Sucking heartily on life's half-time oranges



Saturday 28 January 2012

Modern Classical Music/Silent Football Experiment No. 2

Ill on the sofa under the duvet for a red-hot FA Cup clash, so it's time for another music-football collision. I watched most of the Manchester United vs Liverpool FA Cup 4th with its usual 'naked' sound (ie ITV's slightly humdrum commentary) before trying a little bit of Debussy's Arabesque I, which worked momentarily, in the vein of classic silent film with ole' joanna accompaniment, but it was a little too coquettish for this match. Instead I moved into the 20th century (just) for some early Webern, easing into his 1904 symphonic poem Im Sommerwind.
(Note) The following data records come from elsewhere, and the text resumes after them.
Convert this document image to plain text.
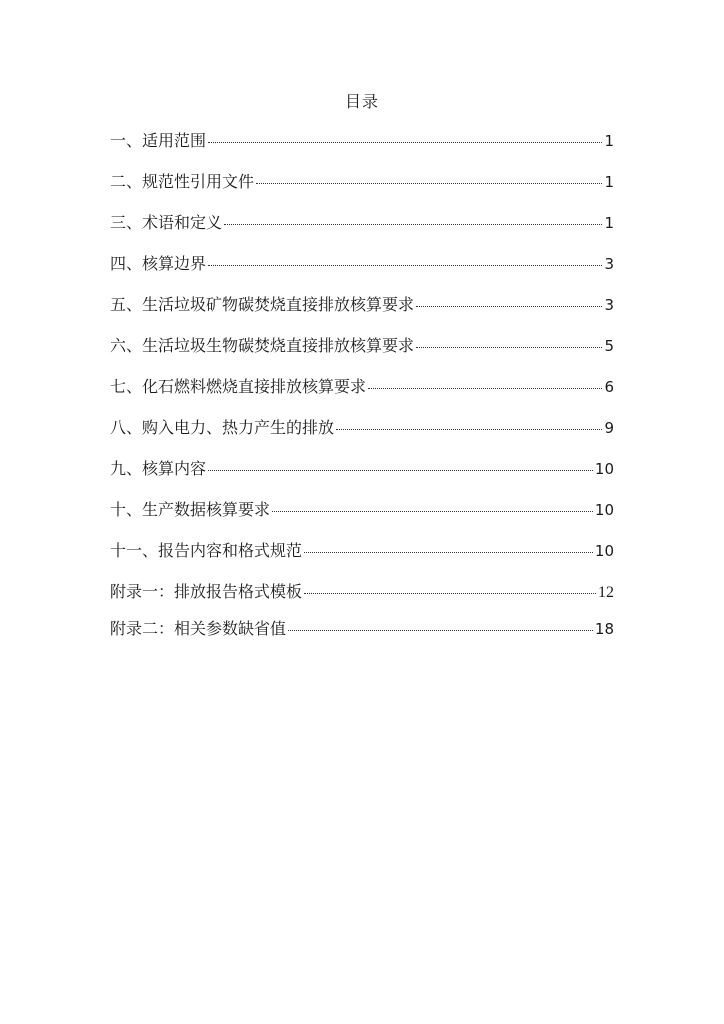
目录
一、适用范围	1
二、规范性引用文件	1
三、术语和定义	1
四、核算边界	3
五、生活垃圾矿物碳焚烧直接排放核算要求	3
六、生活垃圾生物碳焚烧直接排放核算要求	5
七、化石燃料燃烧直接排放核算要求	6
八、购入电力、热力产生的排放	9
九、核算内容	10
十、生产数据核算要求	10
十一、报告内容和格式规范	10
附录一：排放报告格式模板	12
附录二：相关参数缺省值	18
This worked a treat, with its late-late Romanticism taking the edge off the supposed aggression and tension in this North-West el classico; I hate all that pre-match media hype stoking up images of grudge-bearing gladiators in the ring, gnashing their teeth and slavering with racist thoughts, when you look at them and they're (mostly) a load of nicely-manicured boys just looking forward to a bit of a run-around. So the Webern turned the second half into a calmer, quietly euphoric state of affairs, with a few uncanny hilarities: some hints of homoeroticism between De Gea and Evra via some swoony string section frivolity; some perfect comedy when Gerrard was cued off the pitch to a massive cymbal crash, followed by menacing low double basses as Bellamy barrelled on; big chords for Kenny Dalgleish as he made furious hand gestures; and finally, the 'Hernandez theme', a flute and harp sparkling with youth and innocence. Fabulous!


All this is a distraction from the less glamorous endz of the Football League, where Wycombe have been  zinging wildly about like an old-skool Pong ball between dramatic wins and losses: our last four results have been 0-3, 2-3, 3-0 and 2-5, today against Brentford. As a sorry-bottom-lipped WWFC supporter lass tweeted forlornly, 'I try to keep positive but the table doesn't lie.' Indeed. The team does though: prostrate, snoozing and flabby at the bottom of the League. UGH!

Wednesday 25 January 2012

Contemporary Classical Music/Silent Football Experiment No. 1

Now here's the way to enliven an drizzle-sodden midweek footy match on tv: turn the sound down and whack on some 20th/21st-century music. You wouldn't have thought that the incongruous pairing of Cardiff City vs Crystal Palace (Carling Cup semi-final 2nd leg) and orchestral works by Japanese composer Toru Takemitsu would work, and I had just come from watching 'The Artist' in the cinema, but by golly, it worked a treat! The game transcended from an unglamorous fixture between Championship teams in the Cup competition that no-one cares about to a thing of impossible tension and daring, life or death stuff. The players, with one sweep of Bernard Herrmann-esque strings, transformed magically into dance-theatre performers of soaring balletic wonder; the manager's desperate flailings became exquisite choreography; Stuart Pearce and Chris Coleman, watching in the stand, were glowering villians accompanied by foreboding brass; and referee Howard Webb became, somewhat bafflingly, a romantic lead. The timing was hilariously apt, with emotional peaks of near-hysteria on certain attacking moves, or a flute line denoting the inner torment of a player doing a throw-in, who looked so confident but was made pitiably anguished by the music. Ha ha.



This only works, of course, when you're a neutral. This was proved by my experience of JazzBall at London's premier jazz hangout, The Vortex, in which two trios free-improvised to an early England game in Euro 2008; I couldn't bear it and dashed to a friend's house at half-time to watch it properly. But still, maybe this is the start of a whole new ball game, with grimy fixtures accompanied by the doyens/doyennes of modern music: QPR vs Wigan, soundtracked by Ligeti; Hull City vs Millwall, underscored by Saariaho. Tee hee.